Twelve lambs have arrived at Church Farm rare breeds centre in Stow Bardolph and visitors have been jumping at the chance to see them.
Families have been flocking to greet the lambs born in the last two weeks, with many using the half-term break to take their youngsters to the centre during a special time.
The school holiday coincides with the birthing season, and young visitors were invited to feed the lambs by hand.
The centre’s assistant manager Kate Farr, 20, said: “It’s been really, really busy since the lambs arrived, and they’ve been keeping us on our toes.
“We had a fantastic response during the half-term, with mums, dads and grandparents bringing the kids along and joining in the fun.”

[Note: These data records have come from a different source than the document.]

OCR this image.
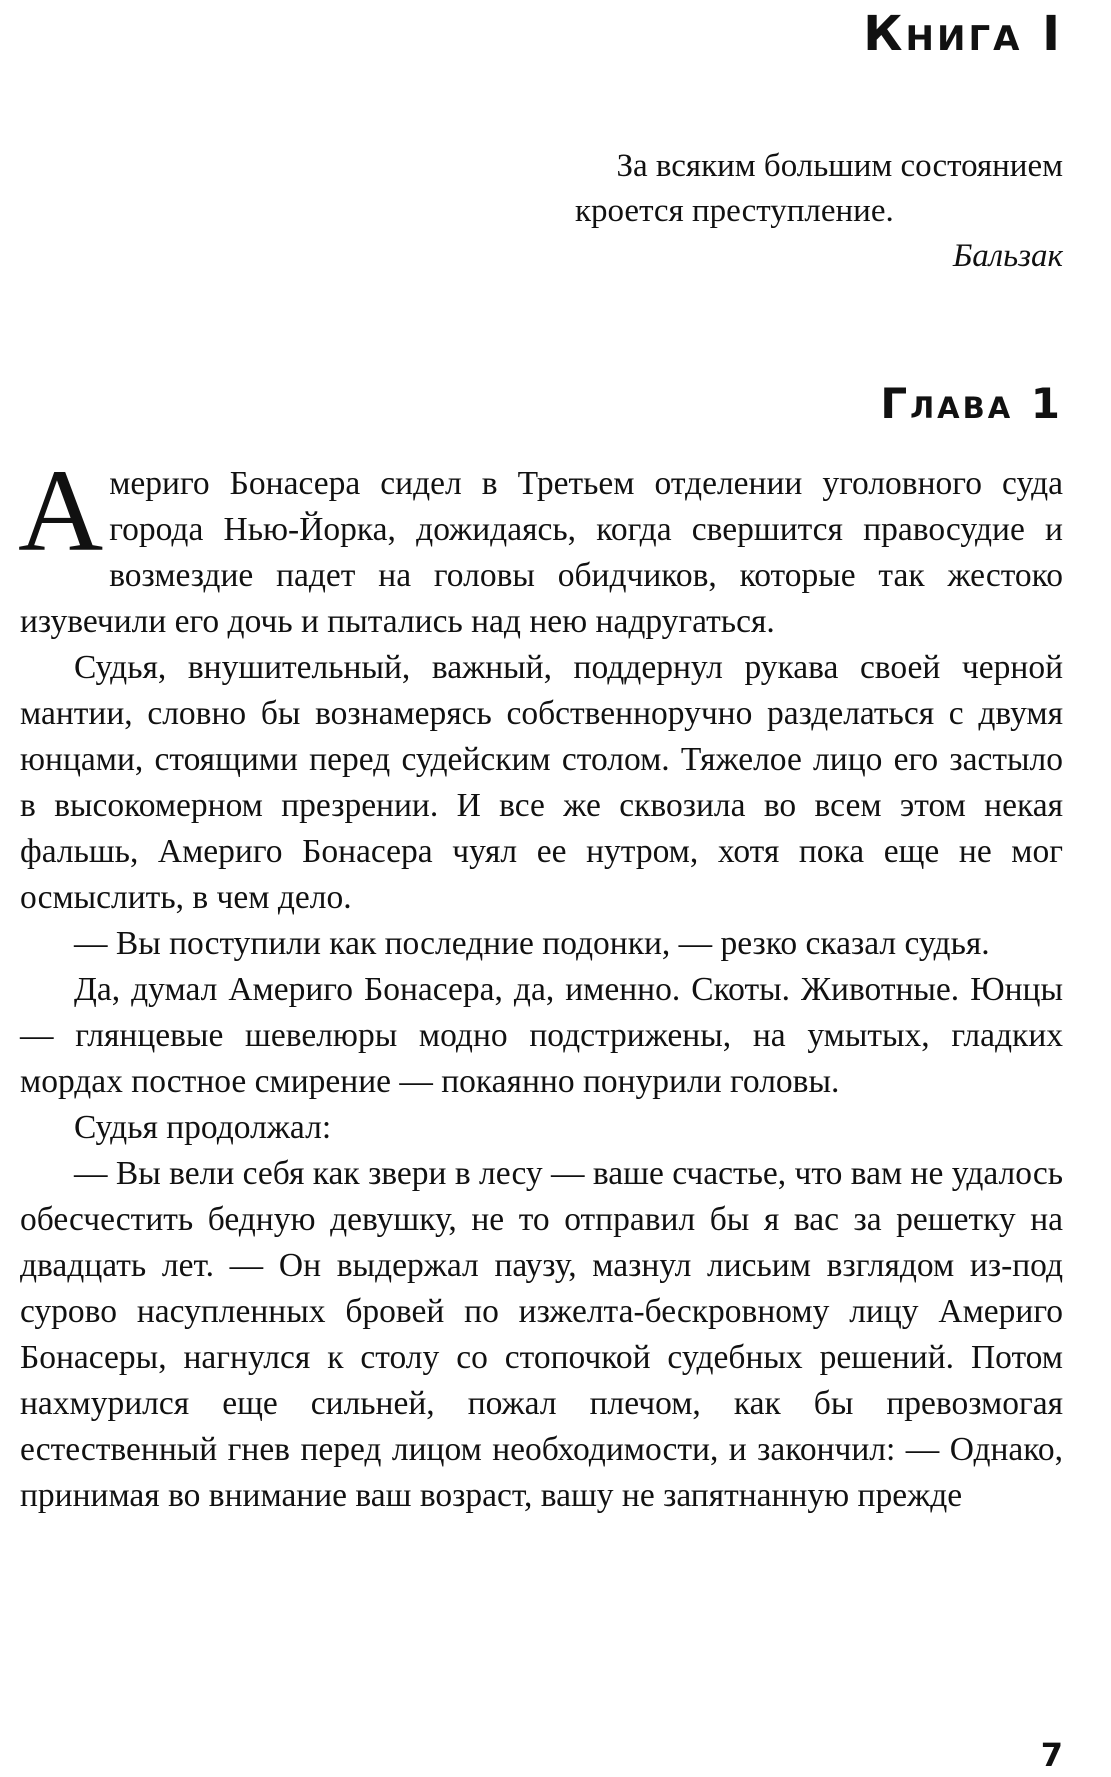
Книга I
За всяким большим состоянием
кроется преступление.
Бальзак
Глава 1

Америго Бонасера сидел в Третьем отделении уголовного суда города Нью-Йорка, дожидаясь, когда свершится правосудие и возмездие падет на головы обидчиков, которые так жестоко изувечили его дочь и пытались над нею надругаться.

Судья, внушительный, важный, поддернул рукава своей черной мантии, словно бы вознамерясь собственноручно разделаться с двумя юнцами, стоящими перед судейским столом. Тяжелое лицо его застыло в высокомерном презрении. И все же сквозила во всем этом некая фальшь, Америго Бонасера чуял ее нутром, хотя пока еще не мог осмыслить, в чем дело.

— Вы поступили как последние подонки, — резко сказал судья.

Да, думал Америго Бонасера, да, именно. Скоты. Животные. Юнцы — глянцевые шевелюры модно подстрижены, на умытых, гладких мордах постное смирение — покаянно понурили головы.

Судья продолжал:

— Вы вели себя как звери в лесу — ваше счастье, что вам не удалось обесчестить бедную девушку, не то отправил бы я вас за решетку на двадцать лет. — Он выдержал паузу, мазнул лисьим взглядом из-под сурово насупленных бровей по изжелта-бескровному лицу Америго Бонасеры, нагнулся к столу со стопочкой судебных решений. Потом нахмурился еще сильней, пожал плечом, как бы превозмогая естественный гнев перед лицом необходимости, и закончил: — Однако, принимая во внимание ваш возраст, вашу не запятнанную прежде

7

The lamb feeds will be running at the centre right up until the end of April, with public feeds at 10.30am, 12.30pm, 2.30pm and 4pm.
Miss Farr said: “These commercial lambs are much hardier than the rare breed lambs, and have a much larger appetite, which is great as visitors get more of a chance to feed them.”
The lambs were brought into the centre from local farmers, and are kept in the main pen with a heated lamp and plenty of hay to keep warm.
Miss Farr said: “These lambs were all brought in as they came from triplets or quads, which is too many for the ewe to feed. We have to hand rear them and they become very friendly.”
When old enough, they will be sold on to local keepers. Church Farm is also gearing up for an influx of rare breed lambs, with six of its Norfolk Horn ewes already having given birth.
Other breeds due to give birth are the Wensleydale, Whiteface Woodland, the two- and four-horn Manx, the North Ronaldsay and Boreray.